Confirmation bias- in general, people have the tendency to select and pay greater attention to facts in the environment which will validate their already existing attitudes and beliefs. Thus for instance, if people hold a stereotype about black cats being ominous, then they will be more likely to link an accident on the road to the spotting of the black cat in the vicinity of the victim and ignore facts such as rash driving on part of the victim which may have actually cause drug the accident.htus, it’s easier to pick an idea which proves one to which we have already become attached.

What such biases imply for human the condition is that members of even the most rational societies of the world, can fall prey to rigidity. In our own time, such cognitive structuring of facts can be seen to influence voting behaviour, foreign policies, and the development campaigns of marketing agencies and the health industry. These claims however fail to meet the standards of a scientific methodology as they inhibit a general curiosity for contrary information and skepticim in the beginning itself. The work of a scientist is in constant questioning of his/her own given state of knowledge and doubt rather than in rigid adherence to one’s own standpoint. The discussions on a separation between pseudoscientific claims and true scientific knowledge have made me think about the instances in our everyday life where we may easily fall prey to pseudoscience.

First, in terms of the health sector, as a psychology student, it has made be concerned about the new methods of treatment which may be introduced by the industrial stakeholders and reinforced in the community merely on the grounds that the new method offers ‘hope’ for a cure where there may be none in the present time. Here, peoples larger belief in hope for a treatment of a unique illness may compel people to abandon their better rational judgement and instead blindly choose the treatment procedure.

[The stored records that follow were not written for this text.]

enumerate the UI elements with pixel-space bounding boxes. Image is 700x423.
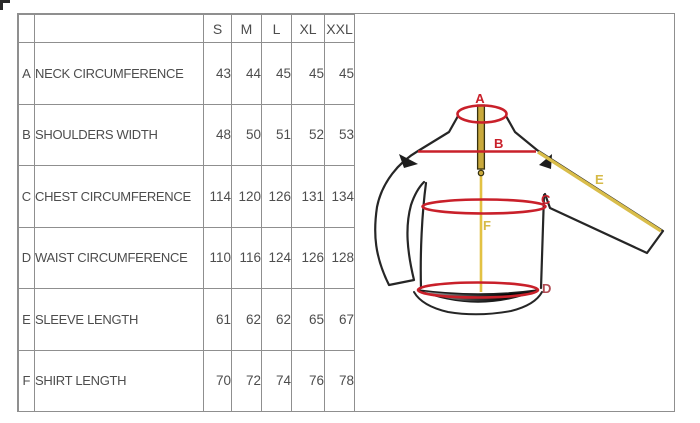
row-label: WAIST CIRCUMFERENCE xyxy=(34,226,204,289)
diagram-label-e: E xyxy=(595,172,604,187)
col-header-l: L xyxy=(261,14,292,43)
size-chart-table: S M L XL XXL A NECK CIRCUMFERENCE 43 44 … xyxy=(18,14,355,412)
row-value: 48 xyxy=(203,103,232,166)
measure-ellipse-d xyxy=(416,281,540,299)
diagram-label-b: B xyxy=(494,136,503,151)
table-row: F SHIRT LENGTH 70 72 74 76 78 xyxy=(18,349,355,412)
row-key: E xyxy=(18,288,35,351)
row-label: SLEEVE LENGTH xyxy=(34,288,204,351)
row-label: CHEST CIRCUMFERENCE xyxy=(34,165,204,228)
row-value: 76 xyxy=(291,349,325,412)
row-value: 51 xyxy=(261,103,292,166)
table-row: D WAIST CIRCUMFERENCE 110 116 124 126 12… xyxy=(18,226,355,289)
diagram-label-d: D xyxy=(542,281,551,296)
measure-ellipse-a xyxy=(456,104,508,124)
left-armpit-notch xyxy=(399,154,418,168)
row-value: 52 xyxy=(291,103,325,166)
row-value: 65 xyxy=(291,288,325,351)
row-value: 45 xyxy=(324,42,355,105)
row-key: A xyxy=(18,42,35,105)
row-value: 134 xyxy=(324,165,355,228)
row-value: 124 xyxy=(261,226,292,289)
zipper xyxy=(476,104,486,177)
row-value: 131 xyxy=(291,165,325,228)
measure-ellipse-c xyxy=(421,198,547,215)
header-blank-label xyxy=(34,14,204,43)
table-header-row: S M L XL XXL xyxy=(18,14,355,43)
row-value: 70 xyxy=(203,349,232,412)
diagram-label-f: F xyxy=(483,218,491,233)
col-header-m: M xyxy=(231,14,262,43)
row-value: 120 xyxy=(231,165,262,228)
row-value: 43 xyxy=(203,42,232,105)
table-row: B SHOULDERS WIDTH 48 50 51 52 53 xyxy=(18,103,355,166)
row-key: D xyxy=(18,226,35,289)
row-value: 116 xyxy=(231,226,262,289)
row-value: 44 xyxy=(231,42,262,105)
col-header-xl: XL xyxy=(291,14,325,43)
row-value: 62 xyxy=(231,288,262,351)
row-label: SHOULDERS WIDTH xyxy=(34,103,204,166)
row-value: 53 xyxy=(324,103,355,166)
row-value: 61 xyxy=(203,288,232,351)
row-key: F xyxy=(18,349,35,412)
table-row: A NECK CIRCUMFERENCE 43 44 45 45 45 xyxy=(18,42,355,105)
row-value: 74 xyxy=(261,349,292,412)
row-value: 67 xyxy=(324,288,355,351)
row-key: B xyxy=(18,103,35,166)
row-value: 45 xyxy=(291,42,325,105)
table-row: E SLEEVE LENGTH 61 62 62 65 67 xyxy=(18,288,355,351)
row-value: 45 xyxy=(261,42,292,105)
row-value: 126 xyxy=(291,226,325,289)
row-value: 114 xyxy=(203,165,232,228)
row-value: 72 xyxy=(231,349,262,412)
row-label: SHIRT LENGTH xyxy=(34,349,204,412)
row-value: 126 xyxy=(261,165,292,228)
diagram-label-c: C xyxy=(541,192,551,207)
measure-line-e xyxy=(537,150,662,233)
row-value: 62 xyxy=(261,288,292,351)
row-value: 128 xyxy=(324,226,355,289)
header-blank-letter xyxy=(18,14,35,43)
row-value: 110 xyxy=(203,226,232,289)
size-chart-panel: S M L XL XXL A NECK CIRCUMFERENCE 43 44 … xyxy=(17,13,675,412)
col-header-s: S xyxy=(203,14,232,43)
table-row: C CHEST CIRCUMFERENCE 114 120 126 131 13… xyxy=(18,165,355,228)
row-key: C xyxy=(18,165,35,228)
jacket-measurement-diagram: A B C D E F xyxy=(374,91,665,316)
red-measure-marks xyxy=(416,104,547,299)
row-value: 50 xyxy=(231,103,262,166)
col-header-xxl: XXL xyxy=(324,14,355,43)
diagram-label-a: A xyxy=(475,91,485,106)
page-corner-border xyxy=(0,0,10,10)
row-label: NECK CIRCUMFERENCE xyxy=(34,42,204,105)
row-value: 78 xyxy=(324,349,355,412)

Second, the matter of cognitive biases such sunk cost fallacy, and clustering illusion has increased my sensitivity to the way I may blindly follow the advertising gimmicks in making choices as a consumer. In my allegedly ‘sound decisions’ of Reading the packaging labels of food items, and opting for advertising punclines such ‘healthy’, ‘good for active life’ on the packets of breakfast cereals or flavoured milk, I may be choosing based on less rational decisions and my consumer behaviour may be biased in favour of selecting only those information on the packets which validate my existing ideas about ‘health foods’ as ‘low in carbohydrates, trans fat’ even if the actual products may be beyond their date of expiry, or worst still loaded with MSG and preservatives.

As a student of psychology, I am opening myself to realise that the knowledge gained is as good as practiced and the cognitive biases in favour of pseudoscience present just such a case.